Japan’s economy is stumbling due to three big problems: poor trade terms, faulty inflation stats, and a weak yen.

Since the third quarter of 2020, Japan has faced nine straight quarters of worsening trade.

Import costs shot up by 60.7%, but exports only grew by 27.7%. This shook Japan’s national income, causing a 4.6% drop.

Two main reasons explain the trade woes. First, global recovery from COVID-19 and Russia’s invasion of Ukraine spiked commodity prices.

Second, the U.S. and Europe tightened their money policies, but Japan didn’t, weakening the yen.

Japan's Search for a Stable Economy. (Photo Internet reproduction)
Japan’s Search for a Stable Economy. (Photo Internet reproduction)

Still, higher interest rates abroad and a weaker yen slightly lifted Japan’s national income by 3%.

But there’s a catch. Japan’s recovery is lagging behind other countries. High inflation, peaking at 4.3% in January 2023, crushed consumer spending.

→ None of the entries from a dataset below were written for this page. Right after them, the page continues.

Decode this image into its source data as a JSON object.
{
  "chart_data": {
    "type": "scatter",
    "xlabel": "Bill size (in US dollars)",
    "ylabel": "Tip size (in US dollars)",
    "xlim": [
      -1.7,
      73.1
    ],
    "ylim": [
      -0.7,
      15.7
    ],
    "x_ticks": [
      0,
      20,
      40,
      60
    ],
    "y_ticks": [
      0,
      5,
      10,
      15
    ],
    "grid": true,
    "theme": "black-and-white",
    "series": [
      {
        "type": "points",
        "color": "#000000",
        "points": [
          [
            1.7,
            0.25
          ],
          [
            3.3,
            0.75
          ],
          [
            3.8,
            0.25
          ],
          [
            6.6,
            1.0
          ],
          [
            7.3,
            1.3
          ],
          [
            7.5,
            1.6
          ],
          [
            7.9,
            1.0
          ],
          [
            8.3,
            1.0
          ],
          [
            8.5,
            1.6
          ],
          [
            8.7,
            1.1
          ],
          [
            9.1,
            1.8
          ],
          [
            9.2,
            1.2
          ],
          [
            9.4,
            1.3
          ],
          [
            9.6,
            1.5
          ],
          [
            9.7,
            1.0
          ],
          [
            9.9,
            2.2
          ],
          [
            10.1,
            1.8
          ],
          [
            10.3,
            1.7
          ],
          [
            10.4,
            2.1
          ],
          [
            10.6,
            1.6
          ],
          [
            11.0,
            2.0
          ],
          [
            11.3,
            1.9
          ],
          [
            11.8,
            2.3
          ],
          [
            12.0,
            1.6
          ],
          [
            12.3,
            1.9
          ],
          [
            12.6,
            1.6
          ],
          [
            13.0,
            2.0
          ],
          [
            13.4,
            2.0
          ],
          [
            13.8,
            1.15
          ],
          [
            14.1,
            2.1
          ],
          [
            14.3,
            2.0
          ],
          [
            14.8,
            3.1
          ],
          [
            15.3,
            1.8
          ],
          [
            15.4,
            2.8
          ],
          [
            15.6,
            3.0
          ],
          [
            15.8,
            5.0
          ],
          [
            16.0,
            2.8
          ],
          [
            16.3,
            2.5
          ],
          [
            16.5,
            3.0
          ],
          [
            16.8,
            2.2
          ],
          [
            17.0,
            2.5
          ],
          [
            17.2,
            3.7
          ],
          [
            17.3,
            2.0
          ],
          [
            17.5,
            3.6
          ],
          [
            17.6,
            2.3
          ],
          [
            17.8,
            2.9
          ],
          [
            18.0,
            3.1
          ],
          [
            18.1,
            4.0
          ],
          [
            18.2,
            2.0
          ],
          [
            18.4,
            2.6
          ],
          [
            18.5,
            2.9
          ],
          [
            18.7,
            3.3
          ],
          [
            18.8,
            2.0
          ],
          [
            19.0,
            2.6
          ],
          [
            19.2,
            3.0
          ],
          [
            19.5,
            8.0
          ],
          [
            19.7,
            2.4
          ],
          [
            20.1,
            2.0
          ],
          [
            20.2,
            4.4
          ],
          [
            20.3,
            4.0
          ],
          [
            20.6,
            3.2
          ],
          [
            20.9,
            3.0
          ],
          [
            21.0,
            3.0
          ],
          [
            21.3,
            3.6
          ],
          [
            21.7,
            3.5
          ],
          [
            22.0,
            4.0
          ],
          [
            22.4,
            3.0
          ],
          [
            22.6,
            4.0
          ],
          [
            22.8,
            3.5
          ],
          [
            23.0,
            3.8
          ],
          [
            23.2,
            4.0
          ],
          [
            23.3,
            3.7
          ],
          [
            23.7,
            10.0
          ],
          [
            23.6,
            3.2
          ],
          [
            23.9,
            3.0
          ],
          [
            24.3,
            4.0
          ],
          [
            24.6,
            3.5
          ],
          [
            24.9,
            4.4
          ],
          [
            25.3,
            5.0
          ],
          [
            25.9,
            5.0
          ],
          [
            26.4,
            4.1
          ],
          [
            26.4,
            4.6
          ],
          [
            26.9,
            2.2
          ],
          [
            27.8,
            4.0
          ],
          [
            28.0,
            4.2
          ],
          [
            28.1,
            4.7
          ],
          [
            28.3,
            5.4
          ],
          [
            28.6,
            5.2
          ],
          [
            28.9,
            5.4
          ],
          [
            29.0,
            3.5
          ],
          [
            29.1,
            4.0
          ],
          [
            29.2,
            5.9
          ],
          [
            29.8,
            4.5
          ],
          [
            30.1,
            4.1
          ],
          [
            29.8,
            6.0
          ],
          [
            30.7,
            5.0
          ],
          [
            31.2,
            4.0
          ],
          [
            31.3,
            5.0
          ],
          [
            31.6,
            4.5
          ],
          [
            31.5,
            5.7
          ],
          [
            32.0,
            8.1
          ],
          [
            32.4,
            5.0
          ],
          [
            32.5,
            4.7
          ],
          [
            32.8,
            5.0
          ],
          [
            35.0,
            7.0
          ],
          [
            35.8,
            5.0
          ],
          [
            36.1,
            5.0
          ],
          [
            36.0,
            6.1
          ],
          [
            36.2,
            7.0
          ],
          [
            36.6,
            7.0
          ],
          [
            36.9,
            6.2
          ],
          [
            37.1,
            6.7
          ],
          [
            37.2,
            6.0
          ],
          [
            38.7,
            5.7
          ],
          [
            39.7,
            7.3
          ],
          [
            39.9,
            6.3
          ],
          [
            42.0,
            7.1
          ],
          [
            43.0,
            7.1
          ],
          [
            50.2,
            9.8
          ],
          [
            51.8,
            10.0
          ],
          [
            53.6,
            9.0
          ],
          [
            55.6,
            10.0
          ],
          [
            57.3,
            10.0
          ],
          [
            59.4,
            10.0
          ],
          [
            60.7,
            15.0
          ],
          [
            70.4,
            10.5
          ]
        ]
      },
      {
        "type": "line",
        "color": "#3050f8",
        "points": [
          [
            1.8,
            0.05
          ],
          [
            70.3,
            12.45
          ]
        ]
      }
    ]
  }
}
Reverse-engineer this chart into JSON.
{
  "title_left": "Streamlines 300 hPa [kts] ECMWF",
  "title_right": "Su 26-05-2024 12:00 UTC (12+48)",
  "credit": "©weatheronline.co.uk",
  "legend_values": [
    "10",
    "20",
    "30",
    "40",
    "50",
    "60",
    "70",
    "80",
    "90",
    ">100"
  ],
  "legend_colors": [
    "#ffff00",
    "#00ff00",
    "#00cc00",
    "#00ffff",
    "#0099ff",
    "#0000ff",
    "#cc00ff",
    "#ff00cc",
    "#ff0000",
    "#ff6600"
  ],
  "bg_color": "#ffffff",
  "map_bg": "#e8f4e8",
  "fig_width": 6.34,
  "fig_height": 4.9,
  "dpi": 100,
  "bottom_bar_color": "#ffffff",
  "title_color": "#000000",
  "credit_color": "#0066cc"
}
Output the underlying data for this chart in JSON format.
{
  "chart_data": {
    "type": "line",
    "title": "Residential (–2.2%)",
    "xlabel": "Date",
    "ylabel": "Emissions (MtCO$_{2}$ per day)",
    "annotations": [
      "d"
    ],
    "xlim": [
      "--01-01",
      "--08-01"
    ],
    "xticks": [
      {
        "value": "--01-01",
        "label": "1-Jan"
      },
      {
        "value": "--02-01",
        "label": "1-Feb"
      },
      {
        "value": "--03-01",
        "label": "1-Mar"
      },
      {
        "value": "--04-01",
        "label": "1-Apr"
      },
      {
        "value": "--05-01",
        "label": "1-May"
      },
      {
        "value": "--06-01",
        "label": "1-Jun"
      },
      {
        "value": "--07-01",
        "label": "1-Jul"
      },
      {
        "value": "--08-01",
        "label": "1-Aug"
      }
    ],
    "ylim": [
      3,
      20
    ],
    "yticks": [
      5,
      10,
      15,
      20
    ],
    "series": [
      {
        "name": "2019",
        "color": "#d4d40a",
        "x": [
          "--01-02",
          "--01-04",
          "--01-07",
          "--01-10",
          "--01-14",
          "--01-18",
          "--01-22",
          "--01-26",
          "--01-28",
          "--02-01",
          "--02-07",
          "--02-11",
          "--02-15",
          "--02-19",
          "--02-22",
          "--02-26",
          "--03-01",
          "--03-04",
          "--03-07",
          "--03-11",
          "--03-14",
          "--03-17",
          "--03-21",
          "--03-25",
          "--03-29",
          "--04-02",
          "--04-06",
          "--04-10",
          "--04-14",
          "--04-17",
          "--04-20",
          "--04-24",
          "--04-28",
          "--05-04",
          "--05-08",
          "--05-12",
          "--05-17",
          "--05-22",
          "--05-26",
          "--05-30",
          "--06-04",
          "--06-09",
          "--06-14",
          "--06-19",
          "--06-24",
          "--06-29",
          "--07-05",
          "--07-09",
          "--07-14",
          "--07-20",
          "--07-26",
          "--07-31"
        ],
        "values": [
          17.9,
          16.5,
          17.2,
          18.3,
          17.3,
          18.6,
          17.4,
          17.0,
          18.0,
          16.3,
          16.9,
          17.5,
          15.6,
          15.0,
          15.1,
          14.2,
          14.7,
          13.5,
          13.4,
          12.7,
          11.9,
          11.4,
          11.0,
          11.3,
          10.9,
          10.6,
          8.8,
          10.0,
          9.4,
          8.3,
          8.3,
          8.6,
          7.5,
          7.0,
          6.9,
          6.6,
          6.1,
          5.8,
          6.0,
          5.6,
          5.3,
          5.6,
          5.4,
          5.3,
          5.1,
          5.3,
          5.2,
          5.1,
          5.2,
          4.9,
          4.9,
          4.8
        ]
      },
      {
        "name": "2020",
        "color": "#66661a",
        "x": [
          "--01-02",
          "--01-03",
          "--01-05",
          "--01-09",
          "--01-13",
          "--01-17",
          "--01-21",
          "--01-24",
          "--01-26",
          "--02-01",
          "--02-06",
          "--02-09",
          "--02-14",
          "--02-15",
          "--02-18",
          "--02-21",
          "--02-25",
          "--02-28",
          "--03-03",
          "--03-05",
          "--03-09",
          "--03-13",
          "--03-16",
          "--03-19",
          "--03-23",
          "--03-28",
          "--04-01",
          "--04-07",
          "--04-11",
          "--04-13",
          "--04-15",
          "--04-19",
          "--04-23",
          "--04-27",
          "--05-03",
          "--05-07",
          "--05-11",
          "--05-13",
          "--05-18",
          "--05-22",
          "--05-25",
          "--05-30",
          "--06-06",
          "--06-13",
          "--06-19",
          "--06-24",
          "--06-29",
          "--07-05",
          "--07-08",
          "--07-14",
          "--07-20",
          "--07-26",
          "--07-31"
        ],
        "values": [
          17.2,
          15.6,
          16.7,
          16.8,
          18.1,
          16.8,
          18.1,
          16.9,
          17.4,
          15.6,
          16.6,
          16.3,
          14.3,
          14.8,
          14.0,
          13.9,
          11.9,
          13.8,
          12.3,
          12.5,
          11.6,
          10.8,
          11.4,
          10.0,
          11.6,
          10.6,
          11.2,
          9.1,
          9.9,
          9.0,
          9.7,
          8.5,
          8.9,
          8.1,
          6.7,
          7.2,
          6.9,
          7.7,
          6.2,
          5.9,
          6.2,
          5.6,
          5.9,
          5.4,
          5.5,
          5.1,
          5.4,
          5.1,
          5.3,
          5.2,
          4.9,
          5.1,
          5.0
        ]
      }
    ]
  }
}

To help, the government gave subsidies to oil and gas companies and even stepped into currency markets in late 2022 for the first time since 1998.

Yet another issue exists. Official inflation numbers don’t seem accurate. Alternative calculations suggest real inflation is higher.

For example, a Bank of Japan survey showed people feel prices are rising much faster. In June, the public perceived inflation at a startling 14.7%, way above the official rate.

So what’s the impact? Inaccurate inflation numbers confuse policymakers and businesses alike.

This makes planning hard and raises doubts about the government’s emergency steps. As a result, much-needed, long-term economic reforms are still on hold.

In simple terms, Japan faces a tough economic puzzle.

It has to fix bad trade, get real about inflation, and stabilize its currency. With the world changing fast, acting now is more important than ever.